If you are sure that you do not need the software in those directories (e.g., python3.10/site-packages/) then you can remove them instead of renaming them with a command such as:

$ rm -rf python3.10

After disabling or removing a python3.XX directory, it may be necessary to install that software into the appropriate conda environment if your workflow was in fact using it.

mamba

Mamba is a drop-in replacement for Conda and is almost always faster at dependency resolution. As of anaconda3/2024.2, mamba is now your default solver! If you need to use mamba for an older version of anaconda, read on.

Using the anaconda3/2023.9 module, you can set mamba to be the default solver by running the following command:

$ conda config --set solver libmamba

(Note that this will change the solver for all of your environments)

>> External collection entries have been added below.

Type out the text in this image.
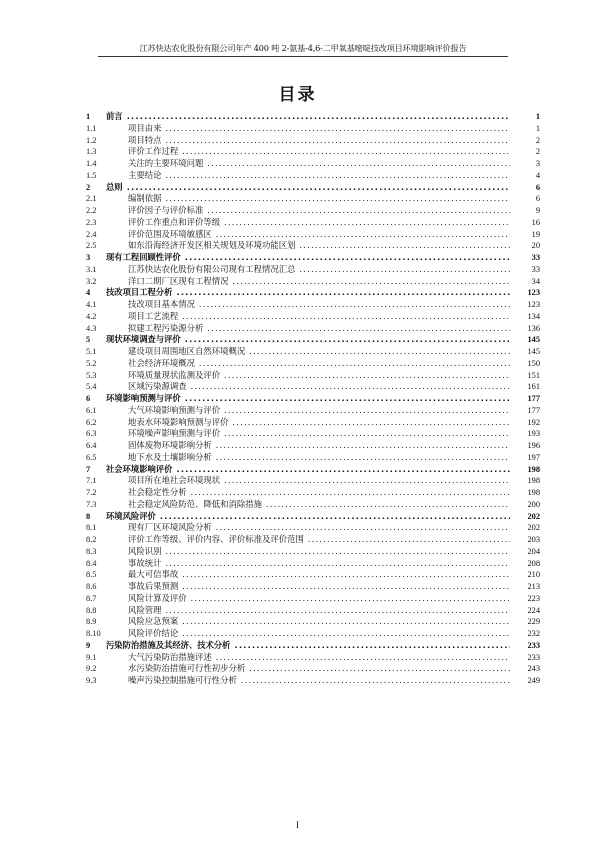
江苏快达农化股份有限公司年产 400 吨 2-氨基-4,6-二甲氧基嘧啶技改项目环境影响评价报告
目录
1 前言 .....	1
1.1	项目由来 .....	1
1.2	项目特点 .....	2
1.3	评价工作过程 .....	2
1.4	关注的主要环境问题 .....	3
1.5	主要结论 .....	4
2 总则 .....	6
2.1	编制依据 .....	6
2.2	评价因子与评价标准 .....	9
2.3	评价工作重点和评价等级 .....	16
2.4	评价范围及环境敏感区 .....	19
2.5	如东沿海经济开发区相关规划及环境功能区划 .....	20
3 现有工程回顾性评价 .....	33
3.1	江苏快达农化股份有限公司现有工程情况汇总 .....	33
3.2	洋口二期厂区现有工程情况 .....	34
4 技改项目工程分析 .....	123
4.1	技改项目基本情况 .....	123
4.2	项目工艺流程 .....	134
4.3	拟建工程污染源分析 .....	136
5 现状环境调查与评价 .....	145
5.1	建设项目周围地区自然环境概况 .....	145
5.2	社会经济环境概况 .....	150
5.3	环境质量现状监测及评价 .....	151
5.4	区域污染源调查 .....	161
6 环境影响预测与评价 .....	177
6.1	大气环境影响预测与评价 .....	177
6.2	地表水环境影响预测与评价 .....	192
6.3	环境噪声影响预测与评价 .....	193
6.4	固体废物环境影响分析 .....	196
6.5	地下水及土壤影响分析 .....	197
7 社会环境影响评价 .....	198
7.1	项目所在地社会环境现状 .....	198
7.2	社会稳定性分析 .....	198
7.3	社会稳定风险防范、降低和消除措施 .....	200
8 环境风险评价 .....	202
8.1	现有厂区环境风险分析 .....	202
8.2	评价工作等级、评价内容、评价标准及评价范围 .....	203
8.3	风险识别 .....	204
8.4	事故统计 .....	208
8.5	最大可信事故 .....	210
8.6	事故后果预测 .....	213
8.7	风险计算及评价 .....	223
8.8	风险管理 .....	224
8.9	风险应急预案 .....	229
8.10	风险评价结论 .....	232
9 污染防治措施及其经济、技术分析 .....	233
9.1	大气污染防治措施评述 .....	233
9.2	水污染防治措施可行性初步分析 .....	243
9.3	噪声污染控制措施可行性分析 .....	249
I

For anaconda3/2023.9 and later, the commands below illustrate how to install mamba and then use it to create a Conda environment from an environment file:

$ module load anaconda3/2023.9
$ conda create --name mamba-env mamba -c conda-forge
$ conda activate mamba-env
$ (mamba-env) mamba env create -f environment.yml

This should not be done for earlier versions of the the anaconda3 module. Instead of installing from an environment module, could could also simply list the packages:

$ (mamba-env) mamba install pandas scikit-learn matplotlib

Python 2

If you need to make a Python 2 environment then simply specify the Python version when making the environment:

$ module load anaconda3/2024.2
$ conda create --name py27 python=2.7 ipykernel numpy matplotlib
$ conda activate py27

Python 2 has been unsupported since January 1, 2020.

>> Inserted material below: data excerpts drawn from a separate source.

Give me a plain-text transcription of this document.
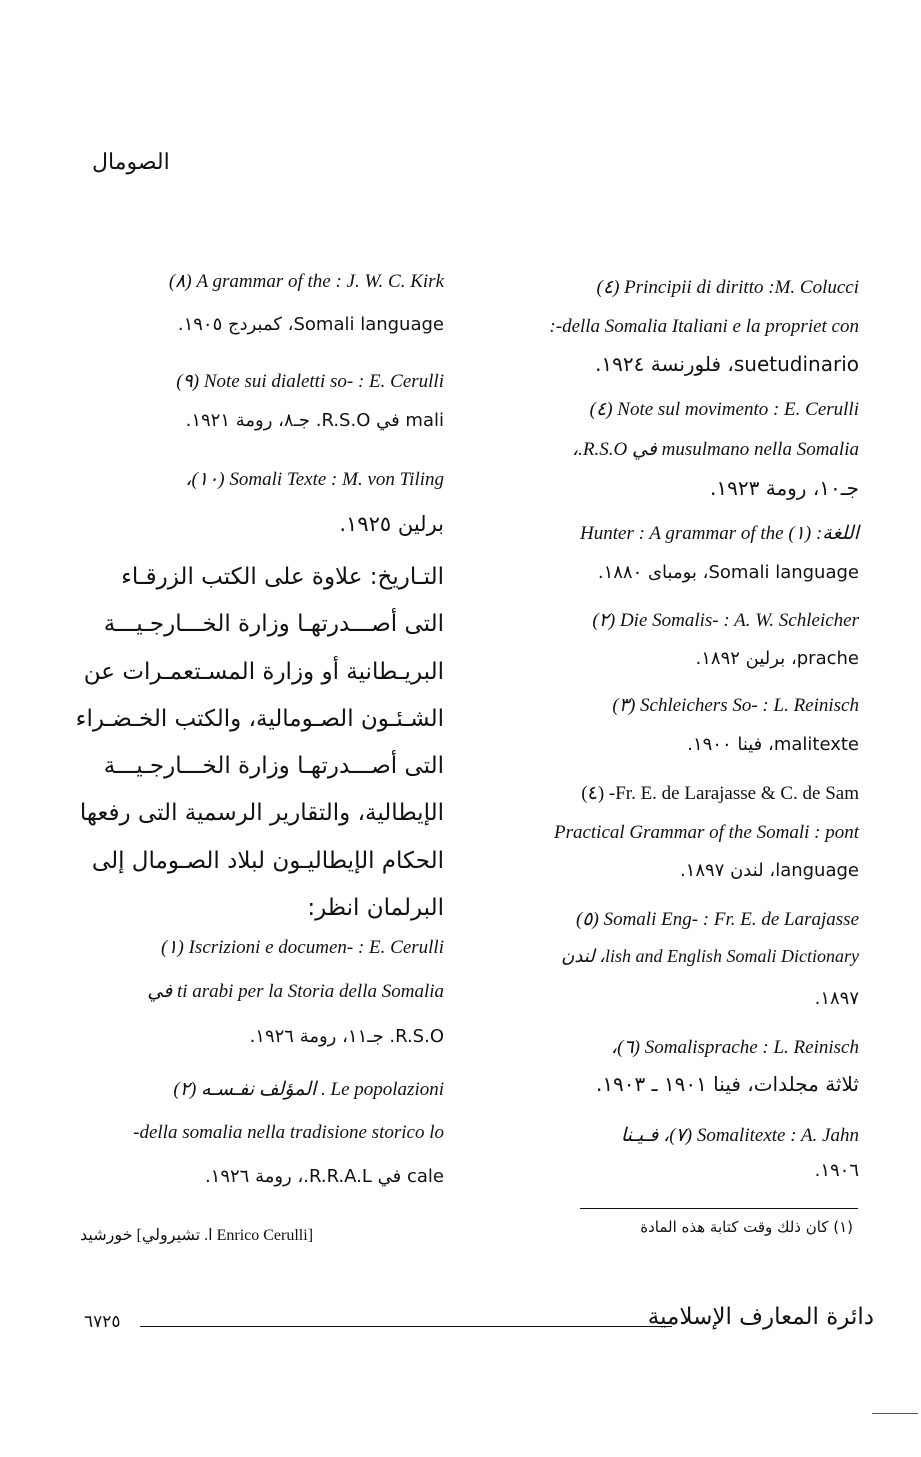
الصومال
Principii di diritto :M. Colucci (٤)
della Somalia Italiani e la propriet con-:
suetudinario، فلورنسة ١٩٢٤.
Note sul movimento : E. Cerulli (٤)
musulmano nella Somalia في R.S.O.،
جـ١٠، رومة ١٩٢٣.
اللغة: (١) Hunter : A grammar of the
Somali language، بومباى ١٨٨٠.
Die Somalis- : A. W. Schleicher (٢)
prache، برلين ١٨٩٢.
Schleichers So- : L. Reinisch (٣)
malitexte، فينا ١٩٠٠.
Fr. E. de Larajasse & C. de Sam- (٤)
Practical Grammar of the Somali : pont
language، لندن ١٨٩٧.
Somali Eng- : Fr. E. de Larajasse (٥)
lish and English Somali Dictionary، لندن
١٨٩٧.
Somalisprache : L. Reinisch (٦)،
ثلاثة مجلدات، فينا ١٩٠١ ـ ١٩٠٣.
Somalitexte : A. Jahn (٧)، فـيـنا
١٩٠٦.
A grammar of the : J. W. C. Kirk (٨)
Somali language، كمبردج ١٩٠٥.
Note sui dialetti so- : E. Cerulli (٩)
mali في R.S.O. جـ٨، رومة ١٩٢١.
Somali Texte : M. von Tiling (١٠)،
برلين ١٩٢٥.
التـاريخ: علاوة على الكتب الزرقـاء
التى أصـــدرتهـا وزارة الخـــارجـيـــة
البريـطانية أو وزارة المسـتعمـرات عن
الشـئـون الصـومالية، والكتب الخـضـراء
التى أصـــدرتهـا وزارة الخـــارجـيـــة
الإيطالية، والتقارير الرسمية التى رفعها
الحكام الإيطاليـون لبلاد الصـومال إلى
البرلمان انظر:
Iscrizioni e documen- : E. Cerulli (١)
ti arabi per la Storia della Somalia في
R.S.O. جـ١١، رومة ١٩٢٦.
Le popolazioni . المؤلف نفـسـه (٢)
della somalia nella tradisione storico lo-
cale في R.R.A.L.، رومة ١٩٢٦.
(١) كان ذلك وقت كتابة هذه المادة
خورشيد [ا. تشيرولي Enrico Cerulli]
٦٧٢٥	دائرة المعارف الإسلامية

Installing Python Packages from Source

In some cases you will be provided with the source code for your package. To install from source do:

$ python setup.py install --prefix=</path/to/install/location>

For help menu use python setup.py --help-commands. Be sure to update the appropriate environment variables in your ~/.bashrc file:

export PATH=</path/to/install/location>/bin:$PATH
export PYTHONPATH=</path/to/install/location>/lib/python<version>/site-packages:$PYTHONPATH

ModuleNotFoundError

Python users can encounter the situation where a module is not found. For example:

$ python
>>> import bigfoot
Traceback (most recent call last):
  File "<stdin>", line 1, in <module>
ModuleNotFoundError: No module named 'bigfoot'

To see where Python is looking for modules, run the following commands:

$ python
>>> import sys
>>> print(sys.path)
['',
 '/home/aturing/.conda/envs/myenv/lib/python39.zip',
 '/home/aturing/.conda/envs/myenv/lib/python3.9',
 '/home/aturing/.conda/envs/myenv/lib/python3.9/lib-dynload',
 '/home/aturing/.conda/envs/myenv/lib/python3.9/site-packages']

The search paths are stored in sys.path. If your module is not found in those paths then you will encounter a ModuleNotFoundError. The first entry in the list above (i.e., ' ') corresponds to the current directory. The most relevant path usually ends with "site-packages".

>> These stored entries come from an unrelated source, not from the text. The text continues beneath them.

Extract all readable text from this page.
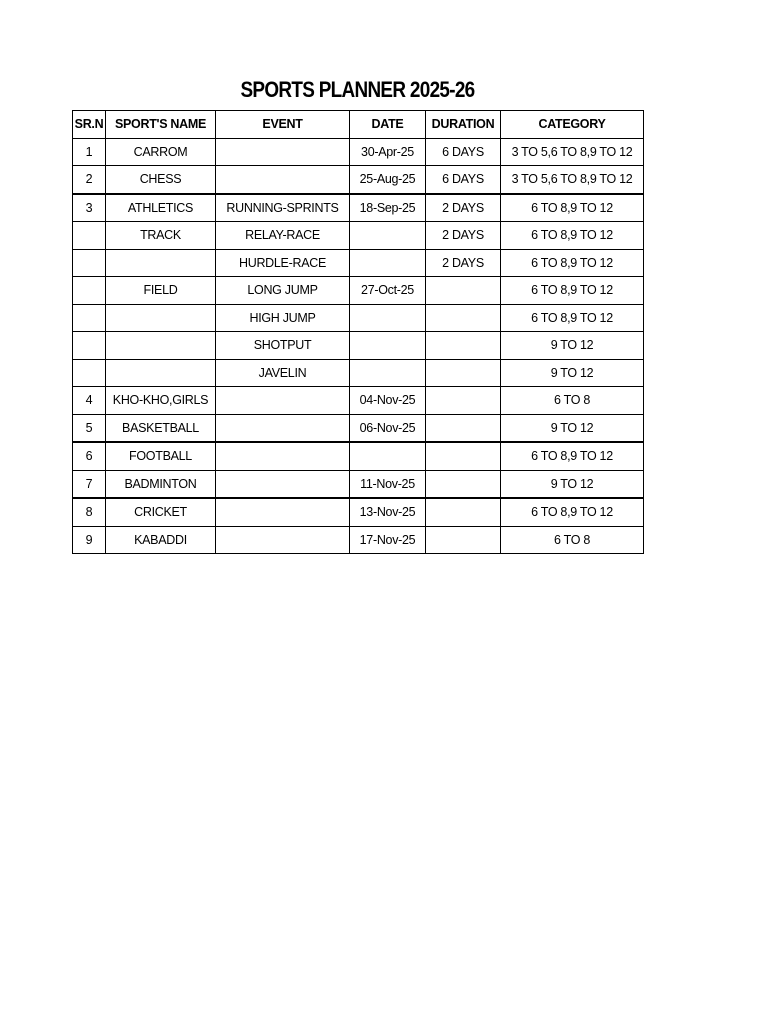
SPORTS PLANNER 2025-26
SR.N	SPORT'S NAME	EVENT	DATE	DURATION	CATEGORY
1	CARROM		30-Apr-25	6 DAYS	3 TO 5,6 TO 8,9 TO 12
2	CHESS		25-Aug-25	6 DAYS	3 TO 5,6 TO 8,9 TO 12
3	ATHLETICS	RUNNING-SPRINTS	18-Sep-25	2 DAYS	6 TO 8,9 TO 12
	TRACK	RELAY-RACE		2 DAYS	6 TO 8,9 TO 12
		HURDLE-RACE		2 DAYS	6 TO 8,9 TO 12
	FIELD	LONG JUMP	27-Oct-25		6 TO 8,9 TO 12
		HIGH JUMP			6 TO 8,9 TO 12
		SHOTPUT			9 TO 12
		JAVELIN			9 TO 12
4	KHO-KHO,GIRLS		04-Nov-25		6 TO 8
5	BASKETBALL		06-Nov-25		9 TO 12
6	FOOTBALL				6 TO 8,9 TO 12
7	BADMINTON		11-Nov-25		9 TO 12
8	CRICKET		13-Nov-25		6 TO 8,9 TO 12
9	KABADDI		17-Nov-25		6 TO 8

Note that sys.path is a Python list that can be modified to include an additional path:

>>> sys.path.append("/home/aturing/mymodules")

One can also remove paths from sys.path if conflicting modules are being found in different directories.

The PYTHONPATH environment variable can also be used to modify the Python search paths.

Packaging and Distributing Your Own Python Package

Both PyPI and Anaconda allow registered users to store their packages on their platforms. You must follow the instructions for doing so but once done someone can do a pip install or a conda install of your package. This makes it very easy to enable someone else to use your research software. See this guide for practical examples of the process.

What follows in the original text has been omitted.